I'd expect a marshall to stay until the last person or time limit, pay attention to runners during that time, and make sure runners are safe and go the right way. Many of them do more then this, encouraging people to keep running, verbally supporting them over tricky bits etc, and that's a bonus.

That's a bad story, Jane. I've been on both sides of the fence - as a runner who appreciates the good marshals, whether they simply point you the right way or take it further by giving encouragement, whenever I've marshalled I've tried to be helpful and smiley, encouraging people if they seem to need it, but always paying attention. I think that last thing is the least one can do. In my experience, most marshals are pretty good, though, so I'm glad you carried on with your running.

14/03/2013 at 13:42
I've been injured, so marshaled for the first time earlier this year. I enjoyed it. It was great to see the faces of people that I normally only see the back of and I felt like I was 'giving back'. There were a number of runners that made a point of thanking me too - that made my day!
14/03/2013 at 14:15
jane davies 17 wrote (see)

 

How do races recruit the marshals they need?

 

Well if it's a club-run event it would probably just be a call out to all club members to pitch in, but if someone got in touch to volunteer I'm sure the race organisers would be delighted. You'll often get little gestures like free tea and cakes, or free entry to next year's race once you're back on your feet.

14/03/2013 at 15:06
PhilPub wrote (see)

SG - Oh, I do hope you called him a slothful oath!  (If you could get the words out; it's a tricky one!)

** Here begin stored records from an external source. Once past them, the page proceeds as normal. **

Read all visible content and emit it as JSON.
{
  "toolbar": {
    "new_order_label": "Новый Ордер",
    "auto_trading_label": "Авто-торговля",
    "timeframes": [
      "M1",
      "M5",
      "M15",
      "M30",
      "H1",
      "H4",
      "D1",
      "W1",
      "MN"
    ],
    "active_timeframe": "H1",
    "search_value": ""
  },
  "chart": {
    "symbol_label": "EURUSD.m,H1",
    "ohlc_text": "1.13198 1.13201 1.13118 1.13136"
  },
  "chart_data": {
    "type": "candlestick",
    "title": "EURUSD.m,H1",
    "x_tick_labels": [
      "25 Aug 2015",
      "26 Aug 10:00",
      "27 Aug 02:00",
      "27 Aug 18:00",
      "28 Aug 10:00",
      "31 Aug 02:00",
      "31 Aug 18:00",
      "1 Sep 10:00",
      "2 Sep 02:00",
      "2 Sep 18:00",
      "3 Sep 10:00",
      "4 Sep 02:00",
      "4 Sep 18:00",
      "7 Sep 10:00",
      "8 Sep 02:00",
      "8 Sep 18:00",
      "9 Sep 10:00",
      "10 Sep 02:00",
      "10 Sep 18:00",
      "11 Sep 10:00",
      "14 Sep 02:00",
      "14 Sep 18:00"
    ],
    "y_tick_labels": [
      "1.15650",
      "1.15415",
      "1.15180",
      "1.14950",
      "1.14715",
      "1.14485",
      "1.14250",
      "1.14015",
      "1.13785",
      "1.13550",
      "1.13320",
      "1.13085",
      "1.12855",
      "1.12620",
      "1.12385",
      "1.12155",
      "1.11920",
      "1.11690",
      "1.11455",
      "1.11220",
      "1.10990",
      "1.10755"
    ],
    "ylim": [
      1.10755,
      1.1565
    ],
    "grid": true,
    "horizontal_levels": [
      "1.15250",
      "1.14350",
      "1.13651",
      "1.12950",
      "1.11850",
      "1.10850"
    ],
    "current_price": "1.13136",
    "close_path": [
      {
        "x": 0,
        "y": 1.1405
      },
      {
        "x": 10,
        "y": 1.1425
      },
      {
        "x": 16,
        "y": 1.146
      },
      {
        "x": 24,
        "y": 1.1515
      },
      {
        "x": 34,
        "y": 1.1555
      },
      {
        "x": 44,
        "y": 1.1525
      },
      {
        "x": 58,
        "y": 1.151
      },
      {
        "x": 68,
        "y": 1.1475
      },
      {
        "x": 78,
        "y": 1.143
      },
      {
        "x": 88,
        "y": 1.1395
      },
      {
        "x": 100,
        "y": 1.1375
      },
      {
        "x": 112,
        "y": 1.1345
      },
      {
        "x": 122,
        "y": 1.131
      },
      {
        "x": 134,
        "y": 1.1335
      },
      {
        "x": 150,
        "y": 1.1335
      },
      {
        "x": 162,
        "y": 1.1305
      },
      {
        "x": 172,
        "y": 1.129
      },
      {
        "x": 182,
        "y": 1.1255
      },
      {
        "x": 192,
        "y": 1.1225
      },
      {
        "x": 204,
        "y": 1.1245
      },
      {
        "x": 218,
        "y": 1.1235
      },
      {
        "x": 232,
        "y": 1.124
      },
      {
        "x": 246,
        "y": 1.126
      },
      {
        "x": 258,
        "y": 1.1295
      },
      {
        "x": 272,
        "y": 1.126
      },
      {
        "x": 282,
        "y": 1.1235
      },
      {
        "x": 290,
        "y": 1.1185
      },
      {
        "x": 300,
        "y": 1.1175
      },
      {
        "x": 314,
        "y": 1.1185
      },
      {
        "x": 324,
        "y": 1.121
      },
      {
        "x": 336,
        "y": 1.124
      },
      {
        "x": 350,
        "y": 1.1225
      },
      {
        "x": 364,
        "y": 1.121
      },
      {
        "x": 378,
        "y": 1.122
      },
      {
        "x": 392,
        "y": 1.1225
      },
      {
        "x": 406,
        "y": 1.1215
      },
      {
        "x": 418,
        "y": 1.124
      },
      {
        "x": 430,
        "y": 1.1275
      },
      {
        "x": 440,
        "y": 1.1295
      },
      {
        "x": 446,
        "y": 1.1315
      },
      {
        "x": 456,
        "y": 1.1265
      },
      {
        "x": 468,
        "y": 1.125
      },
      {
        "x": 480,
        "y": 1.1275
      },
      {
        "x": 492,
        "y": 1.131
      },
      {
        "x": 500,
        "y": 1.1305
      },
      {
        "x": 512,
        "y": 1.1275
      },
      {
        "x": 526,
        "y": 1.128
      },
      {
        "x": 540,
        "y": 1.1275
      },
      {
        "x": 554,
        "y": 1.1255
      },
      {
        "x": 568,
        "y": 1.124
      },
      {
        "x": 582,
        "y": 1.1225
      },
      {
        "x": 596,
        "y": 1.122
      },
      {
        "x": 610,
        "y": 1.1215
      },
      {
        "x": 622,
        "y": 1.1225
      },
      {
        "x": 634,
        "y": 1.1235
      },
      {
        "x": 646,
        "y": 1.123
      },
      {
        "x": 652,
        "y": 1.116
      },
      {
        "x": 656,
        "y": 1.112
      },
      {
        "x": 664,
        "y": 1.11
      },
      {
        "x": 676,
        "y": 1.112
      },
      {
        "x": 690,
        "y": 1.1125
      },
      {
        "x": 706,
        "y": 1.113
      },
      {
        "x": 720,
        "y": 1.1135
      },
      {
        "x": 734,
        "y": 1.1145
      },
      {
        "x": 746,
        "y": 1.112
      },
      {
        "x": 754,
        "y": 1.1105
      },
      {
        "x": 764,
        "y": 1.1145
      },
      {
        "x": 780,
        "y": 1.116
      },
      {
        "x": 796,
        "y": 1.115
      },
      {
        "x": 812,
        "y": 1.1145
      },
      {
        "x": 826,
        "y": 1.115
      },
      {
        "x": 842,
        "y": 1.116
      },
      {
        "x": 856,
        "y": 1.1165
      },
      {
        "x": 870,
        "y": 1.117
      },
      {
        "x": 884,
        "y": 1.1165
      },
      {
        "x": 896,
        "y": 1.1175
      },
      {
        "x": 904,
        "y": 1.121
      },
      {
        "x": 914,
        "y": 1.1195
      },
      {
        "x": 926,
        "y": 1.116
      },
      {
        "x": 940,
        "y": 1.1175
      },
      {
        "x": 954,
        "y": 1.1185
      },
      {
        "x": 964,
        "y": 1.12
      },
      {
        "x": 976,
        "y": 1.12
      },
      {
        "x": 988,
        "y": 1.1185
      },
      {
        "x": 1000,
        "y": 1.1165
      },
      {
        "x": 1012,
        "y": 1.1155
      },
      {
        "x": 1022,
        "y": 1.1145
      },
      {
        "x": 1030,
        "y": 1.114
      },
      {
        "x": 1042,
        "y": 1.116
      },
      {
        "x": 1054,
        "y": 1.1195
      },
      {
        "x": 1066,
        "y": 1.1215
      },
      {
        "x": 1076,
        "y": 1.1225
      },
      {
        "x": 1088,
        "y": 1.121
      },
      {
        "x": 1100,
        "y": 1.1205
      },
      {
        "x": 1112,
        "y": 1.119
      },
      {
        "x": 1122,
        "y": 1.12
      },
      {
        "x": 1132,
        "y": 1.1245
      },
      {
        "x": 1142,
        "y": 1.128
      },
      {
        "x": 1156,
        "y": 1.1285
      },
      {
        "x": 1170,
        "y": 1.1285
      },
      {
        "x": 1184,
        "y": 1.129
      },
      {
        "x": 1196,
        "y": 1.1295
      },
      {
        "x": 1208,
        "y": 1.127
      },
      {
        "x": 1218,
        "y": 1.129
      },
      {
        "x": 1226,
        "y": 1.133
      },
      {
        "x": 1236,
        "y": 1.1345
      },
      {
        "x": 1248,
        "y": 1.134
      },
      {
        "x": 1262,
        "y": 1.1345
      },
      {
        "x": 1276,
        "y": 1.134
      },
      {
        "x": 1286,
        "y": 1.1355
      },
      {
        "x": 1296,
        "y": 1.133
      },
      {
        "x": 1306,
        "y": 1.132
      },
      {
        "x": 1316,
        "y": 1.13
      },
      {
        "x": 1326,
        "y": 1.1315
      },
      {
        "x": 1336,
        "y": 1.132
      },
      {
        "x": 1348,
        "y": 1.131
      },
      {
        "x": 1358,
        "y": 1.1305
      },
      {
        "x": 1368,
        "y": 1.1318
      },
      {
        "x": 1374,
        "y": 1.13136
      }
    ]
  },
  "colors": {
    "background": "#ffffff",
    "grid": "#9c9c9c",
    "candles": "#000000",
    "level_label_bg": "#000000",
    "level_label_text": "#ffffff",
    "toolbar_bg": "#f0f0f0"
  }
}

I don't particularly need an all-cheering support group of marshals as I'm going round (although it is nice!) but I think as a minimum you want them to appear attentive and on-the-ball.  If it's a cold and wet day, you might be out on the course marshaling and secretly wishing it was over sooner rather than later, but it's pretty easy to remind yourself that for every race you've volunteered for, you've also raced many many more.

 

He got the message, and won't do it again I'm sure

I actually love marshalling our half, from the carpark bit, to the 3+ hours standing around. Even though it's Mid nov, I think it's a mixture of being bloody glad I'm not racing such a horrible course, and giving people a cheer on that makes it for me.

The front runners don't need or generally acknowledge any cheers or support, but when you get into mid pack you get a lot of thanks, smiles and it's quite a nice feeling.

Makes you think, as I'd never think (or be able to speak) to thank a marshall mid race, but clearly no marshall = no race.